En jasant de ce sujet, il est inévitable que l’on me dise: « mon chum est extraordinaire, #NotAllDads », ou  « tu bashes les pères juste pour te remonter ». Or, il ne s’agit pas de jouer au guichet de la vertu ou d’aller voir dans le miroir vite vite si on a la marque de diable tatouée sur la nuque. Je crois simplement qu’il est possible de secouer un peu le rôle des pères, de trouver un lien entre nos expériences particulières et de réfléchir aux problématiques qui sont souvent liées à la masculinité traditionnelle dans notre rôle.

Cette masculinité, comme nous l’entendons, comme nous la voyons dans les médias et comme nous nous la transmettons, elle est loin d’être parfaite.

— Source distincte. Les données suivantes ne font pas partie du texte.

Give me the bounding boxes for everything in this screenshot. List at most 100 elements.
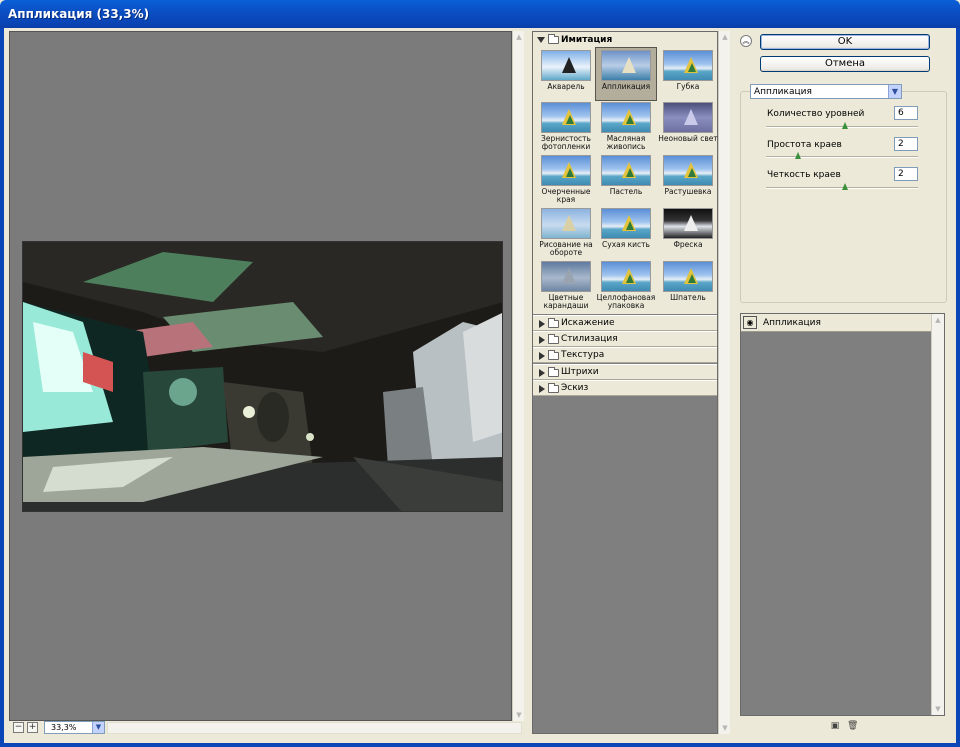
window-frame-left xyxy=(0,28,4,747)
filter-thumbnail xyxy=(541,50,591,81)
filter-thumb-sponge[interactable]: Губка xyxy=(657,48,719,91)
filter-thumbnail xyxy=(541,155,591,186)
filter-thumb-pastel[interactable]: Пастель xyxy=(595,153,657,196)
trash-icon[interactable]: 🗑 xyxy=(847,721,858,731)
param-levels-input[interactable]: 6 xyxy=(894,106,918,120)
filter-group-texture[interactable]: Текстура xyxy=(533,347,717,363)
expand-triangle-icon[interactable] xyxy=(537,37,545,43)
filter-thumb-label: Очерченные края xyxy=(541,187,591,204)
folder-icon xyxy=(548,334,559,344)
filter-thumb-label: Фреска xyxy=(673,240,703,249)
filter-group-label: Имитация xyxy=(561,35,613,45)
expand-triangle-icon[interactable] xyxy=(539,385,545,393)
filter-thumb-label: Аппликация xyxy=(601,82,651,91)
cancel-button[interactable]: Отмена xyxy=(760,56,930,72)
filter-thumb-neon-glow[interactable]: Неоновый свет xyxy=(657,100,719,143)
filter-thumb-fresco[interactable]: Фреска xyxy=(657,206,719,249)
collapse-up-icon[interactable]: ︽ xyxy=(740,35,752,47)
preview-vertical-scrollbar[interactable]: ▲ ▼ xyxy=(512,31,524,721)
filter-thumb-smudge[interactable]: Растушевка xyxy=(657,153,719,196)
effect-layers-panel: ◉ Аппликация xyxy=(740,313,945,716)
filter-thumbnail xyxy=(541,261,591,292)
param-edge-fidelity-input[interactable]: 2 xyxy=(894,167,918,181)
new-layer-icon[interactable]: ▣ xyxy=(830,721,840,731)
filter-group-label: Искажение xyxy=(561,318,615,328)
layers-scrollbar[interactable]: ▲ ▼ xyxy=(931,314,944,715)
zoom-value: 33,3% xyxy=(51,723,77,732)
scroll-up-icon[interactable]: ▲ xyxy=(514,32,524,42)
scroll-down-icon[interactable]: ▼ xyxy=(933,704,943,714)
scroll-up-icon[interactable]: ▲ xyxy=(933,315,943,325)
filter-group-label: Стилизация xyxy=(561,334,618,344)
filter-thumb-label: Шпатель xyxy=(670,293,706,302)
filter-group-artistic: Имитация Акварель Аппликация Губка Зерни… xyxy=(533,32,719,314)
chevron-down-icon[interactable]: ▼ xyxy=(92,722,104,733)
folder-icon xyxy=(548,367,559,377)
filter-thumbnail xyxy=(663,208,713,239)
param-edge-simplicity-slider[interactable] xyxy=(766,152,918,159)
zoom-bar: − + 33,3% ▼ xyxy=(9,721,524,735)
param-edge-simplicity-label: Простота краев xyxy=(767,140,842,150)
param-edge-fidelity-label: Четкость краев xyxy=(767,170,841,180)
window-titlebar: Аппликация (33,3%) xyxy=(0,0,960,28)
filter-thumb-label: Цветные карандаши xyxy=(543,293,589,310)
filter-thumb-dry-brush[interactable]: Сухая кисть xyxy=(595,206,657,249)
filter-group-stylize[interactable]: Стилизация xyxy=(533,331,717,347)
filter-thumb-label: Растушевка xyxy=(664,187,712,196)
filter-thumbnail xyxy=(541,208,591,239)
zoom-in-button[interactable]: + xyxy=(27,722,38,733)
slider-thumb-icon[interactable] xyxy=(841,183,848,190)
filter-group-brush-strokes[interactable]: Штрихи xyxy=(533,364,717,380)
eye-icon[interactable]: ◉ xyxy=(743,316,757,329)
filter-thumbnail xyxy=(663,50,713,81)
filter-thumbnail xyxy=(663,155,713,186)
filter-group-distort[interactable]: Искажение xyxy=(533,315,717,331)
folder-icon xyxy=(548,34,559,44)
expand-triangle-icon[interactable] xyxy=(539,352,545,360)
filter-thumb-poster-edges[interactable]: Очерченные края xyxy=(535,153,597,204)
filter-thumbnail xyxy=(601,261,651,292)
expand-triangle-icon[interactable] xyxy=(539,369,545,377)
filter-thumb-palette-knife[interactable]: Шпатель xyxy=(657,259,719,302)
filter-thumb-label: Масляная живопись xyxy=(606,134,646,151)
folder-icon xyxy=(548,350,559,360)
filter-thumbnail xyxy=(541,102,591,133)
filter-thumb-film-grain[interactable]: Зернистость фотопленки xyxy=(535,100,597,151)
filter-thumb-plastic-wrap[interactable]: Целлофановая упаковка xyxy=(595,259,657,310)
slider-thumb-icon[interactable] xyxy=(795,152,802,159)
filter-select-value: Аппликация xyxy=(754,87,812,97)
scroll-down-icon[interactable]: ▼ xyxy=(720,723,730,733)
filter-group-label: Эскиз xyxy=(561,383,589,393)
filter-thumbnail xyxy=(663,102,713,133)
filter-thumb-watercolor[interactable]: Акварель xyxy=(535,48,597,91)
preview-horizontal-scrollbar[interactable] xyxy=(107,722,522,734)
zoom-out-button[interactable]: − xyxy=(13,722,24,733)
gallery-scrollbar[interactable]: ▲ ▼ xyxy=(718,31,730,734)
filter-group-label: Штрихи xyxy=(561,367,599,377)
filter-thumb-cutout[interactable]: Аппликация xyxy=(595,47,657,101)
ok-button[interactable]: OK xyxy=(760,34,930,50)
preview-canvas[interactable] xyxy=(9,31,512,721)
filter-thumb-colored-pencil[interactable]: Цветные карандаши xyxy=(535,259,597,310)
expand-triangle-icon[interactable] xyxy=(539,336,545,344)
filter-group-sketch[interactable]: Эскиз xyxy=(533,380,717,396)
expand-triangle-icon[interactable] xyxy=(539,320,545,328)
filter-thumb-label: Сухая кисть xyxy=(602,240,650,249)
filter-thumb-underpainting[interactable]: Рисование на обороте xyxy=(535,206,597,257)
filter-thumb-dry-brush-oil[interactable]: Масляная живопись xyxy=(595,100,657,151)
filter-select[interactable]: Аппликация ▼ xyxy=(750,84,902,99)
param-edge-fidelity-slider[interactable] xyxy=(766,183,918,190)
effect-layer-row[interactable]: ◉ Аппликация xyxy=(741,314,932,332)
filter-group-header[interactable]: Имитация xyxy=(533,32,717,48)
scroll-down-icon[interactable]: ▼ xyxy=(514,710,524,720)
param-edge-simplicity-input[interactable]: 2 xyxy=(894,137,918,151)
folder-icon xyxy=(548,318,559,328)
zoom-select[interactable]: 33,3% ▼ xyxy=(44,721,105,734)
filter-thumbnail xyxy=(663,261,713,292)
scroll-up-icon[interactable]: ▲ xyxy=(720,32,730,42)
chevron-down-icon[interactable]: ▼ xyxy=(888,85,901,98)
slider-thumb-icon[interactable] xyxy=(841,122,848,129)
folder-icon xyxy=(548,383,559,393)
param-levels-slider[interactable] xyxy=(766,122,918,129)
filter-group-label: Текстура xyxy=(561,350,605,360)
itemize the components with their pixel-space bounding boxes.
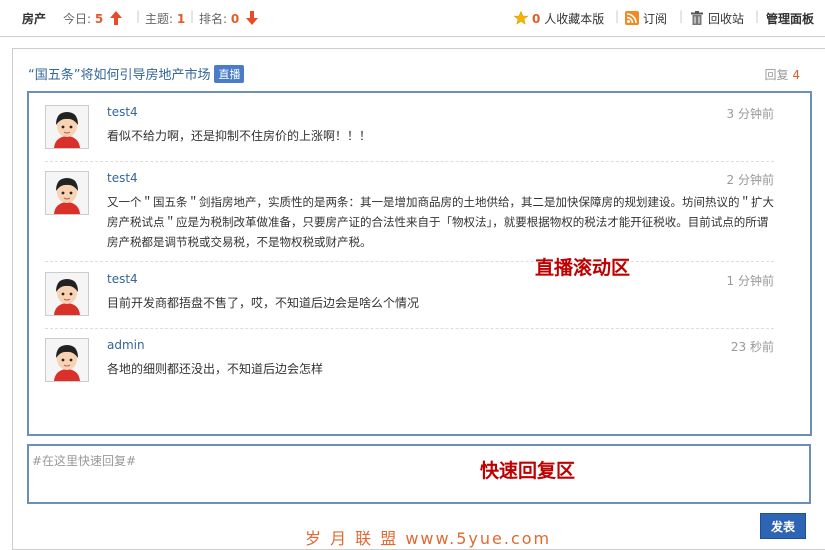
post-time: 3 分钟前 xyxy=(726,107,774,121)
arrow-down-icon xyxy=(246,11,259,25)
today-stat: 今日: 5 xyxy=(63,10,123,27)
post-username[interactable]: test4 xyxy=(107,171,138,185)
divider: | xyxy=(190,9,195,23)
divider: | xyxy=(755,9,760,23)
post-item: test4 3 分钟前 看似不给力啊，还是抑制不住房价的上涨啊！！！ xyxy=(45,105,774,162)
avatar[interactable] xyxy=(45,338,89,382)
today-count: 5 xyxy=(94,12,104,26)
user-avatar-icon xyxy=(46,273,88,315)
avatar[interactable] xyxy=(45,171,89,215)
quick-reply-box[interactable]: #在这里快速回复# 快速回复区 xyxy=(27,444,811,504)
post-message: 各地的细则都还没出，不知道后边会怎样 xyxy=(107,362,324,376)
topics-stat: 主题: 1 xyxy=(145,10,185,27)
recycle-bin-link[interactable]: 回收站 xyxy=(690,10,744,27)
reply-count: 回复 4 xyxy=(765,66,800,83)
favorites-label: 人收藏本版 xyxy=(544,12,605,26)
live-area-annotation: 直播滚动区 xyxy=(535,257,631,279)
reply-count-value: 4 xyxy=(792,68,800,82)
user-avatar-icon xyxy=(46,339,88,381)
site-watermark: 岁 月 联 盟 www.5yue.com xyxy=(305,529,552,548)
topics-label: 主题: xyxy=(145,12,174,26)
forum-name[interactable]: 房产 xyxy=(22,10,46,27)
reply-area-annotation: 快速回复区 xyxy=(480,460,576,482)
post-item: test4 1 分钟前 目前开发商都捂盘不售了，哎，不知道后边会是啥么个情况 xyxy=(45,272,774,329)
post-message: 目前开发商都捂盘不售了，哎，不知道后边会是啥么个情况 xyxy=(107,296,420,310)
post-time: 1 分钟前 xyxy=(726,274,774,288)
reply-count-label: 回复 xyxy=(764,68,789,82)
post-time: 23 秒前 xyxy=(730,340,774,354)
rank-count: 0 xyxy=(230,12,240,26)
manage-panel-link[interactable]: 管理面板 xyxy=(766,10,814,27)
trash-icon xyxy=(691,11,703,25)
subscribe-label: 订阅 xyxy=(643,12,668,26)
divider: | xyxy=(136,9,141,23)
favorite-forum-link[interactable]: 0 人收藏本版 xyxy=(514,10,604,27)
avatar[interactable] xyxy=(45,105,89,149)
divider: | xyxy=(615,9,620,23)
subscribe-link[interactable]: 订阅 xyxy=(625,10,667,27)
favorites-count: 0 xyxy=(532,12,541,26)
user-avatar-icon xyxy=(46,106,88,148)
rss-icon xyxy=(625,11,639,25)
post-username[interactable]: test4 xyxy=(107,105,138,119)
post-message: 又一个＂国五条＂剑指房地产，实质性的是两条：其一是增加商品房的土地供给，其二是加… xyxy=(107,195,774,249)
post-item: test4 2 分钟前 又一个＂国五条＂剑指房地产，实质性的是两条：其一是增加商… xyxy=(45,171,774,262)
today-label: 今日: xyxy=(63,12,92,26)
thread-title-text: “国五条”将如何引导房地产市场 xyxy=(28,68,211,83)
submit-button[interactable]: 发表 xyxy=(760,513,806,539)
rank-stat: 排名: 0 xyxy=(199,10,259,27)
post-username[interactable]: admin xyxy=(107,338,145,352)
post-item: admin 23 秒前 各地的细则都还没出，不知道后边会怎样 xyxy=(45,338,774,394)
thread-title[interactable]: “国五条”将如何引导房地产市场 直播 xyxy=(28,64,245,83)
post-time: 2 分钟前 xyxy=(726,173,774,187)
post-message: 看似不给力啊，还是抑制不住房价的上涨啊！！！ xyxy=(107,129,372,143)
avatar[interactable] xyxy=(45,272,89,316)
forum-header-bar: 房产 今日: 5 | 主题: 1 | 排名: 0 0 人收藏本版 | 订阅 | xyxy=(0,0,825,37)
recycle-label: 回收站 xyxy=(708,12,745,26)
live-scroll-area[interactable]: test4 3 分钟前 看似不给力啊，还是抑制不住房价的上涨啊！！！ test4… xyxy=(27,91,812,436)
manage-label: 管理面板 xyxy=(766,12,815,26)
topics-count: 1 xyxy=(176,12,186,26)
post-username[interactable]: test4 xyxy=(107,272,138,286)
arrow-up-icon xyxy=(110,11,123,25)
divider: | xyxy=(679,9,684,23)
quick-reply-placeholder: #在这里快速回复# xyxy=(32,454,137,468)
star-icon xyxy=(514,11,528,25)
rank-label: 排名: xyxy=(199,12,228,26)
user-avatar-icon xyxy=(46,172,88,214)
live-badge: 直播 xyxy=(214,65,245,83)
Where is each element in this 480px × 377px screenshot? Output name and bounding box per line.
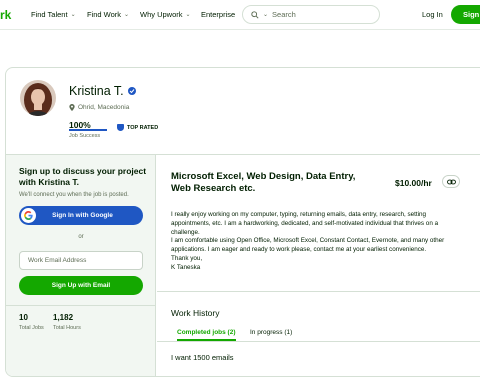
tab-in-progress[interactable]: In progress (1) — [250, 329, 292, 336]
work-history-title: Work History — [171, 308, 220, 318]
signup-button[interactable]: Sign — [451, 5, 480, 24]
description-paragraph: Thank you, — [171, 254, 203, 262]
top-navigation: rk Find Talent ⌄ Find Work ⌄ Why Upwork … — [0, 0, 480, 30]
total-hours-label: Total Hours — [53, 325, 81, 331]
search-placeholder: Search — [272, 10, 296, 19]
total-hours-stat: 1,182 Total Hours — [53, 313, 81, 331]
signup-panel-title: Sign up to discuss your project with Kri… — [19, 166, 147, 187]
upwork-logo[interactable]: rk — [0, 8, 11, 22]
location-text: Ohrid, Macedonia — [78, 104, 130, 111]
or-divider: or — [78, 234, 84, 240]
description-paragraph: I am comfortable using Open Office, Micr… — [171, 237, 445, 254]
copy-link-button[interactable] — [442, 175, 460, 188]
top-rated-shield-icon — [117, 124, 124, 131]
freelancer-name: Kristina T. — [69, 84, 136, 98]
nav-find-talent-label: Find Talent — [31, 10, 68, 19]
profile-main: Microsoft Excel, Web Design, Data Entry,… — [157, 155, 480, 376]
work-email-input[interactable] — [19, 251, 143, 270]
description-paragraph: I really enjoy working on my computer, t… — [171, 211, 439, 236]
location-pin-icon — [69, 104, 75, 111]
nav-enterprise[interactable]: Enterprise — [201, 10, 235, 19]
chevron-down-icon: ⌄ — [263, 12, 269, 18]
search-icon — [251, 10, 259, 19]
top-rated-label: TOP RATED — [127, 124, 159, 131]
verified-badge-icon — [127, 87, 136, 95]
nav-find-work-label: Find Work — [87, 10, 122, 19]
signup-email-button[interactable]: Sign Up with Email — [19, 276, 143, 295]
nav-why-upwork-label: Why Upwork — [140, 10, 183, 19]
google-signin-label: Sign In with Google — [52, 212, 113, 219]
link-icon — [446, 179, 456, 184]
chevron-down-icon: ⌄ — [70, 12, 76, 18]
profile-card: Kristina T. Ohrid, Macedonia 100% Job Su… — [5, 67, 480, 377]
nav-why-upwork[interactable]: Why Upwork ⌄ — [140, 10, 191, 19]
divider — [157, 291, 480, 292]
google-signin-button[interactable]: Sign In with Google — [19, 206, 143, 225]
job-success-bar — [69, 129, 107, 131]
nav-find-work[interactable]: Find Work ⌄ — [87, 10, 129, 19]
tabs-divider — [157, 341, 480, 342]
search-box[interactable]: ⌄ Search — [242, 5, 380, 24]
avatar — [20, 80, 56, 116]
nav-find-talent[interactable]: Find Talent ⌄ — [31, 10, 76, 19]
profile-title: Microsoft Excel, Web Design, Data Entry,… — [171, 171, 356, 194]
hourly-rate: $10.00/hr — [395, 178, 432, 188]
freelancer-name-text: Kristina T. — [69, 84, 124, 98]
chevron-down-icon: ⌄ — [185, 12, 191, 18]
divider — [6, 305, 156, 306]
job-history-item-title[interactable]: I want 1500 emails — [171, 353, 234, 362]
total-jobs-label: Total Jobs — [19, 325, 44, 331]
location: Ohrid, Macedonia — [69, 104, 129, 111]
tab-completed-jobs[interactable]: Completed jobs (2) — [177, 329, 236, 341]
profile-description: I really enjoy working on my computer, t… — [171, 211, 451, 273]
signup-panel-note: We'll connect you when the job is posted… — [19, 192, 129, 198]
login-link[interactable]: Log In — [422, 10, 443, 19]
description-paragraph: K Taneska — [171, 263, 201, 271]
chevron-down-icon: ⌄ — [124, 12, 130, 18]
total-jobs-value: 10 — [19, 313, 28, 322]
nav-enterprise-label: Enterprise — [201, 10, 236, 19]
total-hours-value: 1,182 — [53, 313, 74, 322]
job-success-label: Job Success — [69, 133, 101, 139]
google-icon — [21, 208, 36, 223]
top-rated-badge: TOP RATED — [117, 124, 158, 131]
signup-panel: Sign up to discuss your project with Kri… — [6, 155, 156, 376]
total-jobs-stat: 10 Total Jobs — [19, 313, 44, 331]
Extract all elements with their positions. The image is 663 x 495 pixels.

En fait, je crois qu’avec toutes les problématiques qu’elle comporte et qu’il faudrait veiller à déconstruire, elle devient ce qui éloigne les pères de tous les possibles de leurs identités de parents. Être un père LIKE A MAN, c’est une injonction qui nous empêche vraiment d’aller au bout de notre découverte identitaire, mais surtout une oppression qui écrase les mères dans leurs coins, dans des rôles complètement injustes et normalisés.

Et que dire des couples homoparentaux? Que dire des pères monoparentaux? Que dire des familles reconstituées et des couples polyamoureux qui ont des enfants?

Si on me dit qu’ils sont tous inadéquat.es parce qu’ils n’arriveront jamais à ressembler à la famille du film Beethoven, je crois qu’on a beaucoup de pain sur la planche.